В Муранове он читает Руссо:
«<…> он пробудил во мне много чувств и мыслей. Человек отменно замечательный и более искренний, нежели я сначала думал. Всё, что он о себе говорит, без сомнения, было, может быть, только не совсем в том порядке, в котором он рассказывает. Его „Confessions“ <„Исповедь“> — огромный подарок человечеству <…>».
В Муранове настроение поэта наладилось. Нет лучше лета, чем в деревне: и проснуться весело, и гулять весело; часом раньше, нежели в Москве, чай поутру, и обед, и ужин; да ещё беседы, прогулки верхом по окрестным полям и лесным просёлкам; да ещё «то чувство, которому нет имени», — всё, всё это и составляет «эту благодать семейного счастья».
Новое письмо Ивану Киреевскому исполнено необыкновенной сердечной теплоты. Утрата Дельвига только обострила его потребность в настоящем друге. И чувство его к жене, Настасье Львовне, стало уже таким, когда они — одно целое. Боратынский пишет письмо
«Дружба твоя, милый Киреевский, принадлежит к моему домашнему счастию; картина его была бы весьма неполной, ежели б я пропустил речи наши о тебе, удовольствие, с которым мы читаем твои письма, искренность, с которою тебя любим и радуемся, что ты нам платишь тем же. Мы видим в тебе милого брата и мысленно приобщаем тебя к нашей семейной жизни. Ты из неё не выходишь и в мечтах наших о будущем, и когда мы располагаем им по воле нашего сердца, ты всегда у нас в соседстве, всегда под нашим кровом. Ты первый из всех знакомых мне людей, с которым изливаюсь я без застенчивости: это значит, что никто ещё не внушал мне такой доверенности к душе своей и своему характеру <…>».

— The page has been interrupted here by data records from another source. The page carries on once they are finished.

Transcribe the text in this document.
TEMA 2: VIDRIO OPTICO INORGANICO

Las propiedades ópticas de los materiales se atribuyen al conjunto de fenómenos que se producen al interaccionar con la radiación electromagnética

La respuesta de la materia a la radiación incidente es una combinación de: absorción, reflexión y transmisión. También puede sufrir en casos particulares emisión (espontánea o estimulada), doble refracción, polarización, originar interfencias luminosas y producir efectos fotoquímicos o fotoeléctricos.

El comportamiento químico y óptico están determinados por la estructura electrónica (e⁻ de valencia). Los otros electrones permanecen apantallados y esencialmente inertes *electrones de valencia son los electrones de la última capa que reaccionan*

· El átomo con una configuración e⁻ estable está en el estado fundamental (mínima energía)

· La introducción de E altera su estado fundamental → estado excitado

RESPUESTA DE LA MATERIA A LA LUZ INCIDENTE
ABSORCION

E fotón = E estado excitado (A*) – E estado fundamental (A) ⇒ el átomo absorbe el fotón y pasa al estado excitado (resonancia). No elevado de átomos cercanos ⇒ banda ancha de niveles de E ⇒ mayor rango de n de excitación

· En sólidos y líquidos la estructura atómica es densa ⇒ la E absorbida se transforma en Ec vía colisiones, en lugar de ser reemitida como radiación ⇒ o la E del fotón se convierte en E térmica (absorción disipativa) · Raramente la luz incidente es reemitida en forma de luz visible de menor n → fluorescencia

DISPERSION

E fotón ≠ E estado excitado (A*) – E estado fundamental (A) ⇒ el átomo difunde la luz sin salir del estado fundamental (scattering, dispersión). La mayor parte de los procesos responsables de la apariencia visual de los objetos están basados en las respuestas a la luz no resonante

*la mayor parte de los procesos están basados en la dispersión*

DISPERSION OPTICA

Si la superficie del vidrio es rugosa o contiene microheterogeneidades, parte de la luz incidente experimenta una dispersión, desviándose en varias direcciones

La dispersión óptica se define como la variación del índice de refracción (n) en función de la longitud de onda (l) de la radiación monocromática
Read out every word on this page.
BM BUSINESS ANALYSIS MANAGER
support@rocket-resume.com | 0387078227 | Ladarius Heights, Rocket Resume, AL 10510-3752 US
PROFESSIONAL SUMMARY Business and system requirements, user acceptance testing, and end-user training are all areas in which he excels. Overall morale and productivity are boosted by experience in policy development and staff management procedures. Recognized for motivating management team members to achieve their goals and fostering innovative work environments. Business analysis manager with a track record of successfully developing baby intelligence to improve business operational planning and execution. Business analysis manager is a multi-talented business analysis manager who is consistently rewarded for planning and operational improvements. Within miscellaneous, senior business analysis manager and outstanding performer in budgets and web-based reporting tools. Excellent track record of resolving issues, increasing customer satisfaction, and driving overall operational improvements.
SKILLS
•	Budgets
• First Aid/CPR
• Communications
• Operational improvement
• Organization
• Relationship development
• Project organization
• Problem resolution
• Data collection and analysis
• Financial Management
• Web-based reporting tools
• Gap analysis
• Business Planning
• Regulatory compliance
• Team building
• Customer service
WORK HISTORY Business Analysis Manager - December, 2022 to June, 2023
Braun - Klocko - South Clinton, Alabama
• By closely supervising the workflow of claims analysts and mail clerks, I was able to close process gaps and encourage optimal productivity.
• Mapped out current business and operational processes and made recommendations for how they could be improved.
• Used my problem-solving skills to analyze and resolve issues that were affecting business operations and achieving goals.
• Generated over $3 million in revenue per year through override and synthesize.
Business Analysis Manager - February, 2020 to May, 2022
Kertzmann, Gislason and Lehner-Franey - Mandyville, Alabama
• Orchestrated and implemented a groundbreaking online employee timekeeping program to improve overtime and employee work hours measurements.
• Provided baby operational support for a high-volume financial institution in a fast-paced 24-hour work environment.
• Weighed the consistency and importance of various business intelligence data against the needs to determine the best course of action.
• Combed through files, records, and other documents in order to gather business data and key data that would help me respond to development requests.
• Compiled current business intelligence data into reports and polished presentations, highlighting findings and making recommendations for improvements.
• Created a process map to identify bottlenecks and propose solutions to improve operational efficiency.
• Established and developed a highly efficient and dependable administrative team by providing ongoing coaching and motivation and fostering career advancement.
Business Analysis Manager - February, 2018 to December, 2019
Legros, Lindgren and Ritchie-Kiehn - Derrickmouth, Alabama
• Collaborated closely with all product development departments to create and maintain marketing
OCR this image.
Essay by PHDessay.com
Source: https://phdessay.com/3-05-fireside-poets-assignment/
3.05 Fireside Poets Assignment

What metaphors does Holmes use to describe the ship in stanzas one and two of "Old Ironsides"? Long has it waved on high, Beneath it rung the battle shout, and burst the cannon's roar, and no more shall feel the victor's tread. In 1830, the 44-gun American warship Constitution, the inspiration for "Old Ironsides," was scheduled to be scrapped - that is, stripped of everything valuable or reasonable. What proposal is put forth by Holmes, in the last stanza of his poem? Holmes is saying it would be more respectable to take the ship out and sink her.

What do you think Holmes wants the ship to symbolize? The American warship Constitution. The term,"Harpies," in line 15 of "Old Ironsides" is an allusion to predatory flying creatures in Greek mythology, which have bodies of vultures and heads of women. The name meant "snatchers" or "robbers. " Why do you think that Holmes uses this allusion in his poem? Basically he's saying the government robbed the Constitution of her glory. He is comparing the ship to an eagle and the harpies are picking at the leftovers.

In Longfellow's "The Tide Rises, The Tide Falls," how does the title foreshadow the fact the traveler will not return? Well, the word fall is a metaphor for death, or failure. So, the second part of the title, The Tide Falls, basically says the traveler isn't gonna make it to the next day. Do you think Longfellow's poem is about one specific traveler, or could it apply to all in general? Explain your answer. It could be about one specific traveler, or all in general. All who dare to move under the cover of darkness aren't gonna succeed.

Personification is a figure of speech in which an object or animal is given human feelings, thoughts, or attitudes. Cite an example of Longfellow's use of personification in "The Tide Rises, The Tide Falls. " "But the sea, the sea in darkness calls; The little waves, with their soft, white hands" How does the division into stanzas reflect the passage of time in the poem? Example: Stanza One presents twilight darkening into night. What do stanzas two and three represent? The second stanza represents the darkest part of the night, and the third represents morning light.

Поэт с нетерпением ждёт обещанного ему разбора «Наложницы», пишет о слоге Пушкина и Жуковского в новых их произведениях, сообщает, что выслал другу интересные книги Сисмонди и Вильмена, которые сам недавно прочёл.
Слухи о том, что в Москве снова холера, переменили всё намеченное: Боратынские всей семьёй, вместе с Львом Николаевичем Энгельгардтом, спешно собрались и отправились в его имение Каймары близ Казани. Надо было уберечь малых детей от заразы, да и к тому же Настасья Львовна снова ждала ребёнка.
Дорога была дальней и непростой: пришлось объезжать те города и веси, где «показалась холера». Лишь по прибытии в Казань Боратынский, не меньше других уставший от жары и тряски, смог написать несколько слов Киреевскому. Получилось, как сам он определил,
У Энгельгардта в Казани имелся собственный деревянный дом; здесь поначалу и остановились. Отдохнув, тронулись в усадьбу. Каймары были в двадцати верстах от города. Тесть поэта владел там большим двухэтажным каменным домом, рядом с которым были разбиты парк, фруктовый сад, вырыты пруды. Имение прежде принадлежало казанскому воеводе Никите Алфёровичу Кудрявцеву и было пожаловано ему Петром I. В 1722 году Пётр сам посетил Каймары и, по преданию, подарил местной церкви крест. В середине XVIII века барский дом был заново перестроен по проекту знаменитого архитектора Растрелли и располагал множеством комнат… Ныне от былого великолепия каймарской усадьбы сохранился лишь обломок кирпичной стены среди бурьяна; каменный же храм, хоть частью порушен, всё же уцелел и хранит остатки своей некогда прекрасной росписи.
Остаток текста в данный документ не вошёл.